Taveras adherents may see Chafee’s new party affiliation as a cynical move to force the Providence mayor to the sidelines next year. They, and other Rhode Island political professionals, some of whom have worked with Chafee in the past, believe that all Chafee does in a Democratic primary is split the traditional Democratic base and hand the primary election to Raimondo. And Chafee’s becoming a Democrat isn’t going to hurt Raimondo, who has high job approval ratings in every public poll and is sitting on almost $2 million in campaign money.
Taveras supporters will likely view this as a desperate effort by Chafee to remain relevant in the face of plunging public approval numbers, somewhat akin to Pennsylvania U.S. Sen. Arlen Specter’s last-minute switch from the Republican to Democratic parties in hopes of keeping his seat. (He lost the Democratic primary).
Chafee was elected governor largely because he tapped into the same base in Providence as Taveras; affluent professionals on the East Side and working class Latinos on the South Side. Chafee won Providence with better than 50 percent of the vote, a much higher tally than he got in suburban Warwick, his home city and where he served as a popular mayor.
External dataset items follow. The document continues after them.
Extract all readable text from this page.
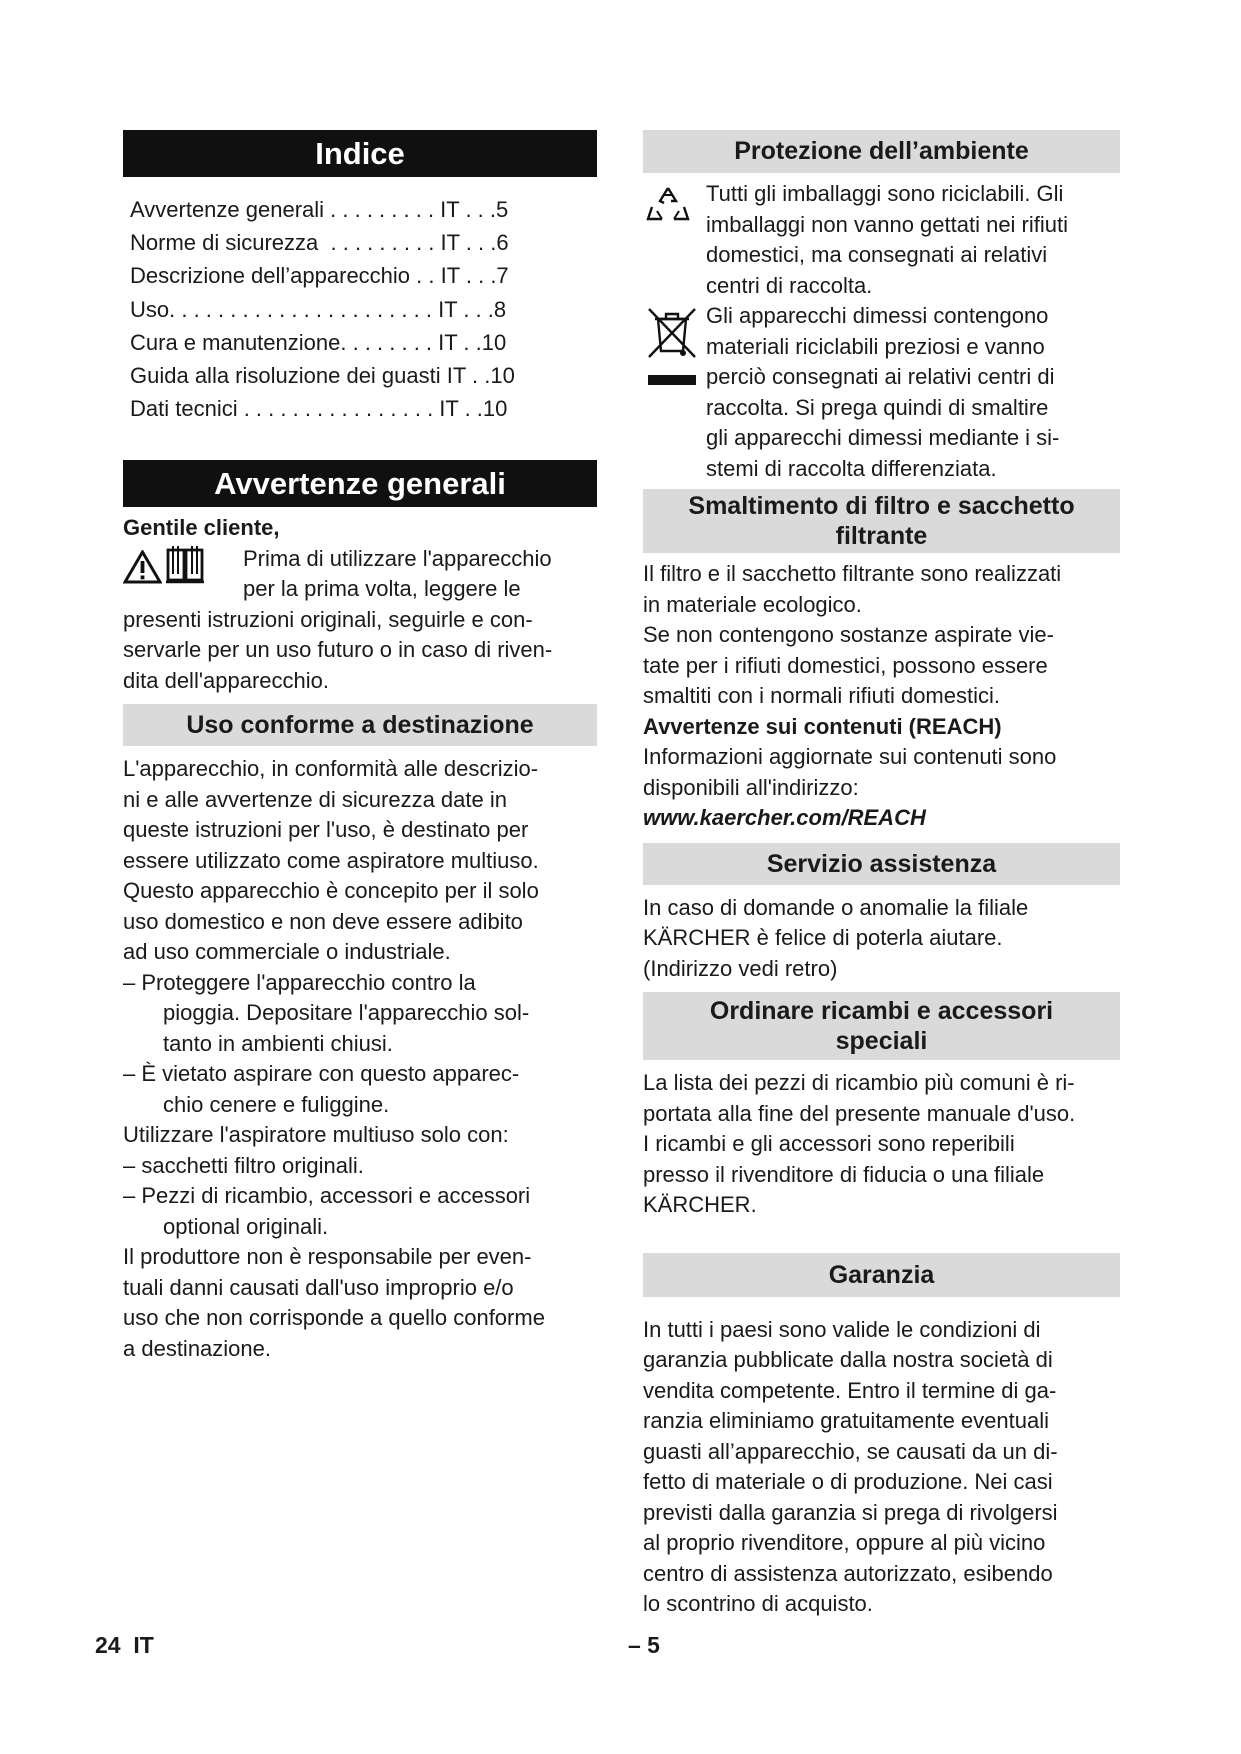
Indice
Avvertenze generali . . . . . . . . . IT . . .5
Norme di sicurezza  . . . . . . . . . IT . . .6
Descrizione dell’apparecchio . . IT . . .7
Uso. . . . . . . . . . . . . . . . . . . . . . IT . . .8
Cura e manutenzione. . . . . . . . IT . .10
Guida alla risoluzione dei guasti IT . .10
Dati tecnici . . . . . . . . . . . . . . . . IT . .10
Avvertenze generali

Gentile cliente,

Prima di utilizzare l'apparecchio

per la prima volta, leggere le

presenti istruzioni originali, seguirle e con-

servarle per un uso futuro o in caso di riven-

dita dell'apparecchio.

Uso conforme a destinazione

L'apparecchio, in conformità alle descrizio-

ni e alle avvertenze di sicurezza date in

queste istruzioni per l'uso, è destinato per

essere utilizzato come aspiratore multiuso.

Questo apparecchio è concepito per il solo

uso domestico e non deve essere adibito

ad uso commerciale o industriale.

– Proteggere l'apparecchio contro la

pioggia. Depositare l'apparecchio sol-

tanto in ambienti chiusi.

– È vietato aspirare con questo apparec-

chio cenere e fuliggine.

Utilizzare l'aspiratore multiuso solo con:

– sacchetti filtro originali.

– Pezzi di ricambio, accessori e accessori

optional originali.

Il produttore non è responsabile per even-

tuali danni causati dall'uso improprio e/o

uso che non corrisponde a quello conforme

a destinazione.

Protezione dell’ambiente

Tutti gli imballaggi sono riciclabili. Gli

imballaggi non vanno gettati nei rifiuti

domestici, ma consegnati ai relativi

centri di raccolta.

Gli apparecchi dimessi contengono

materiali riciclabili preziosi e vanno

perciò consegnati ai relativi centri di

raccolta. Si prega quindi di smaltire

gli apparecchi dimessi mediante i si-

stemi di raccolta differenziata.

Smaltimento di filtro e sacchetto
filtrante

Il filtro e il sacchetto filtrante sono realizzati

in materiale ecologico.

Se non contengono sostanze aspirate vie-

tate per i rifiuti domestici, possono essere

smaltiti con i normali rifiuti domestici.

Avvertenze sui contenuti (REACH)

Informazioni aggiornate sui contenuti sono

disponibili all'indirizzo:

www.kaercher.com/REACH

Servizio assistenza

In caso di domande o anomalie la filiale

KÄRCHER è felice di poterla aiutare.

(Indirizzo vedi retro)

Ordinare ricambi e accessori
speciali

La lista dei pezzi di ricambio più comuni è ri-

portata alla fine del presente manuale d'uso.

I ricambi e gli accessori sono reperibili

presso il rivenditore di fiducia o una filiale

KÄRCHER.

Garanzia

In tutti i paesi sono valide le condizioni di

garanzia pubblicate dalla nostra società di

vendita competente. Entro il termine di ga-

ranzia eliminiamo gratuitamente eventuali

guasti all’apparecchio, se causati da un di-

fetto di materiale o di produzione. Nei casi

previsti dalla garanzia si prega di rivolgersi

al proprio rivenditore, oppure al più vicino

centro di assistenza autorizzato, esibendo

lo scontrino di acquisto.

24  IT	– 5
The Chafee and Taveras bases overlap.
The irony is that Chafee and Taveras get along well; neither is close to or particularly trusts Raimondo. But political alliances and friendships have a way of melting away in the cauldron of political ambition. Case in point: The Whitehouse and Chafee families have been close for generations; their fathers were college roommates at Yale. Those ties didn’t stop an ambitious Whitehouse from challenging Chafee and beating him in 2006.
Another salvo sure to be launched against Chafee is that once, again, he appears as a flake, someone not sure who he is or what he believes. Since 2006, Chafee has been a Republican, an independent and now a Democrat. Most politicians figure out which party they support after six decades on earth.
Then there are the political logistics. Chafee has no regional or ethnic base in the Democratic Party and many of the interest groups loyal to the party, particularly organized labor, are lukewarm on Chafee. Yet, if Taveras stays out, many party liberals could support Chafee. One element for sure is that Chafee is going to have to work diligently and spend generously to build a Democratic campaign. (Do you really want to be Education Commissioner Deborah Gist seeking a three-year term with the governor courting teacher union support).
Campaign money shouldn’t be an issue; Chafee and his wife Stephanie Danforth Chafee have substantial personal resources. And it appears that he and his political advisors, particularly chief of staff George Zainyeh, have decided to roll the dice on a three way Democratic primary rather than take a chance that he can eke out another term as an independent. (Chafee won a 7-way contest in 2010 with the traditional loser’s share in a traditional two party race – 36 percent).
Then there is what Chafee can’t control: how fast the economy rebounds. Unemployment is coming down and Chafee has focused on economic growth, but there are elements he can’t do anything about in the short term, such as the federal sequester and budget cuts and a Rhode Island workforce that isn’t as well educated as its New England neighbors.
And then there is Chafee himself : Can he learn to stay on message and forcefully communicate his vision for a better Rhode Island? So far, that has not been his strongest suit.